Nicht weniger als acht Ministerien sind am nun präsentierten “Strategieausschuss für internationale Fachkräfte” der Bundesregierung beteiligt. Federführend soll aber das Arbeits- und Wirtschaftsministerium agieren. Der Ausschuss soll sich laut einer Aussendung unter anderem mit einer bundesweiten Strategie zur Fachkräftezuwanderung, verbesserten Verfahren und der Identifikation von Ziel- und Fokusländern zur Fachkräfterekrutierung befassen. Erklärtes Ziel ist auch eine weitere Beschleunigung bei der Rot-Weiß-Rot-Karte (RWR-Karte).

Strategieausschuss soll Maßnahmen bündeln

Schon die letzte Reform zeigt in den Zahlen Wirkung. Bis Ende Oktober wurden laut Ministerium 6.661 Rot-Weiß-Rot-Karten ausgestellt – mehr als im gesamten Jahr 2022. Arbeits- und Wirtschaftsminister Kocher betont zudem weitere Maßnahmen im Bereich internationale Fachkräfte aus den vergangenen Monaten. So habe man etwa erst kürzlich die Mangelberufsliste unter anderem um Green Jobs im Mobilitätsbereich erweitert. “Gleichzeitig ist aber auch klar, dass es noch weitere Anstrengungen braucht, um den enormen Fachkräftebedarf vor dem Hintergrund der demografischen Entwicklung in Zukunft decken zu können. Der Strategieausschuss für internationale Fachkräfte der Bundesregierung dient dazu, zukünftige Maßnahmen an einer zentralen Stelle zu koordinieren und zu bündeln”, so der Minister.

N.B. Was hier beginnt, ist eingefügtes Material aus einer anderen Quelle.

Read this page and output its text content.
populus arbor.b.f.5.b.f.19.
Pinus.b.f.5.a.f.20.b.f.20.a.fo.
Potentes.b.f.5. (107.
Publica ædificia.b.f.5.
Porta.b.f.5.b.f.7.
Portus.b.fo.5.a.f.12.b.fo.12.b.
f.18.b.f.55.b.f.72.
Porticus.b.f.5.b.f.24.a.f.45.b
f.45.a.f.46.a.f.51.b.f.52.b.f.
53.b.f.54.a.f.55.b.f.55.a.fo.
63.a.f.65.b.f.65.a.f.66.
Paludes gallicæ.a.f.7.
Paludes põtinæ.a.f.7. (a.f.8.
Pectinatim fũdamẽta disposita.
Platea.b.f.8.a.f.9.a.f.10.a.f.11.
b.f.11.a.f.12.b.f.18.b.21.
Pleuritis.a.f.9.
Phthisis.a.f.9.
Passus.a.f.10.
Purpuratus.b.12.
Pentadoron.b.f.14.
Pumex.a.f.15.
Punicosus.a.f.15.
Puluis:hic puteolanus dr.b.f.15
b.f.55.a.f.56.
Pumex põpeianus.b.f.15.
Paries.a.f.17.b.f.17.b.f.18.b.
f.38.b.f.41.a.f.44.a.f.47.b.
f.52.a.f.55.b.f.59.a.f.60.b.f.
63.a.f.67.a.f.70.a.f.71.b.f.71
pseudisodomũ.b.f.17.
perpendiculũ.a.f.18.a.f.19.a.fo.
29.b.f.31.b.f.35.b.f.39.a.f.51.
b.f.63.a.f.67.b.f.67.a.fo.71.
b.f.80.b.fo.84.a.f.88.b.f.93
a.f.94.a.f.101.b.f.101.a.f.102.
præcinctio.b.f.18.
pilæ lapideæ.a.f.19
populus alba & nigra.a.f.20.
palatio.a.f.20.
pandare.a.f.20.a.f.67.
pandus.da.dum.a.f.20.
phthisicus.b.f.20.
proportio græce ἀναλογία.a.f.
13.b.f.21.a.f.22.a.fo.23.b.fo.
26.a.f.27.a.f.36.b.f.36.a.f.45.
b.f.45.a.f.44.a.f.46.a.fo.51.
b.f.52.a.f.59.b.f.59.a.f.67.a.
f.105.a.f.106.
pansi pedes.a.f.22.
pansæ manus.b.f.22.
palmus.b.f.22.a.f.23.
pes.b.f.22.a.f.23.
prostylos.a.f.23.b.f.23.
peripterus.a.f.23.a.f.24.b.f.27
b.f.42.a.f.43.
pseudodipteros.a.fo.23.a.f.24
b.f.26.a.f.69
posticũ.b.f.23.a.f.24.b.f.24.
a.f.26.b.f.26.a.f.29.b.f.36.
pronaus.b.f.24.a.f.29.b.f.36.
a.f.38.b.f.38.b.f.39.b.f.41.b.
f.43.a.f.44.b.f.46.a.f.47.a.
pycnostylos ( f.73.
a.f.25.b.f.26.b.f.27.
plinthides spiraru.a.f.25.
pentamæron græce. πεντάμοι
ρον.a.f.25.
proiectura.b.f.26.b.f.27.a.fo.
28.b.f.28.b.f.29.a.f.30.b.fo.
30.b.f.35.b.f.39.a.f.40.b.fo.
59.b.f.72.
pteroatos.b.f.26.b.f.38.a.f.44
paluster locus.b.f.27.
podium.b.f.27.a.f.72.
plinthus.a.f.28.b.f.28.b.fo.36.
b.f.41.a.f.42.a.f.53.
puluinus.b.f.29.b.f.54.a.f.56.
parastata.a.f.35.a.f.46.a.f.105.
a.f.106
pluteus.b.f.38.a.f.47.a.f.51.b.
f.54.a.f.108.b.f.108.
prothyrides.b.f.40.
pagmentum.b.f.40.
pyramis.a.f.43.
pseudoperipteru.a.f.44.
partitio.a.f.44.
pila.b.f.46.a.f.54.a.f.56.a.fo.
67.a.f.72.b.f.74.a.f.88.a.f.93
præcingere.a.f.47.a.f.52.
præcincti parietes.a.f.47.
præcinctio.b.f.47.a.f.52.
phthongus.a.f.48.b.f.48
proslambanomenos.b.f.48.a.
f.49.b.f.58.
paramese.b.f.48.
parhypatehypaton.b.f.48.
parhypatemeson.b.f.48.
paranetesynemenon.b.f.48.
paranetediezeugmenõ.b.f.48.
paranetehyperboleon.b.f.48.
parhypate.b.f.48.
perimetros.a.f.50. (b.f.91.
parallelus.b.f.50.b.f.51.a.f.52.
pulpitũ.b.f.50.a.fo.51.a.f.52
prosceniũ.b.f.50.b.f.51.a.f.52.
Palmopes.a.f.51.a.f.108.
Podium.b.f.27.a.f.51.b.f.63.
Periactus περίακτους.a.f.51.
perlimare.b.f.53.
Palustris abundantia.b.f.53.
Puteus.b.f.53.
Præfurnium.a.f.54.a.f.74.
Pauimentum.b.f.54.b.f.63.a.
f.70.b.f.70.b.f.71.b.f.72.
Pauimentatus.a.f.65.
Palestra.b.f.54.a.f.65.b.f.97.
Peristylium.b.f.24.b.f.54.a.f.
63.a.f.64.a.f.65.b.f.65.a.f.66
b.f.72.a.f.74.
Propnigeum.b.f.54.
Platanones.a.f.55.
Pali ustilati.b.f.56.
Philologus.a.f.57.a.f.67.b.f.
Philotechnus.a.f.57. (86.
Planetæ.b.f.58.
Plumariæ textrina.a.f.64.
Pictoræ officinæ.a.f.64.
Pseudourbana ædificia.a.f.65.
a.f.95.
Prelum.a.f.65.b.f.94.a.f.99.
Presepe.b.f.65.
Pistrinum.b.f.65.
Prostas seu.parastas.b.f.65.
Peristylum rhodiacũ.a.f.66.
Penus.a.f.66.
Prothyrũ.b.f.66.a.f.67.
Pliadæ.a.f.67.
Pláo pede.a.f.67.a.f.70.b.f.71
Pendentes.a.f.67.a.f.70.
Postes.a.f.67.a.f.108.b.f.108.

Bis 2027 15.000 Rot-Weiß-Rot-Karten pro Jahr

In Sachen RWR-Karte gibt Kocher ein konkretes Ziel aus: “Um über mehrere Jahre einen kontinuierlichen und substantiellen Beitrag für den Arbeitsmarkt und Wirtschaftsstandort leisten zu können, muss die Anzahl der für die qualifizierte Arbeitsmigration erteilten Aufenthaltstitel ansteigen. Damit verbunden ist auch eine Modernisierung und Digitalisierung des Prozesses der Beantragung der Rot-Weiß-Rot-Karte. Bis 2027 sollen jährlich mindestens 15.000 Menschen eine Rot-Weiß-Rot-Karte erhalten”. Über EURES, dem Netzwerk Europäischer Arbeitsmarktservices, sollen darüber hinaus zusätzliche Personen aus der Europäischen Union aktiv vermittelt werden.

“Abgestimmte Kommunikation im Ausland zur Darstellung von Österreich als attraktiven Arbeitsstandort”

Der Strategieausschuss soll nun eine allgemeine, bundesweite und ressortübergreifende Strategie zur Fachkräftezuwanderung umsetzen. “Diese umfasst unter anderem Maßnahmen zur Verbesserung der Arbeitsmarktintegration und der Qualifizierung in Österreich lebender Personen mit Migrationsbiografie, die Identifikation von möglichen Ziel- und Fokusländern für die Vermittlung von interessierten Arbeitskräften, aber auch eine abgestimmte Kommunikation im Ausland zur Darstellung von Österreich als attraktiven Arbeitsstandort”, heißt es in der Aussendung.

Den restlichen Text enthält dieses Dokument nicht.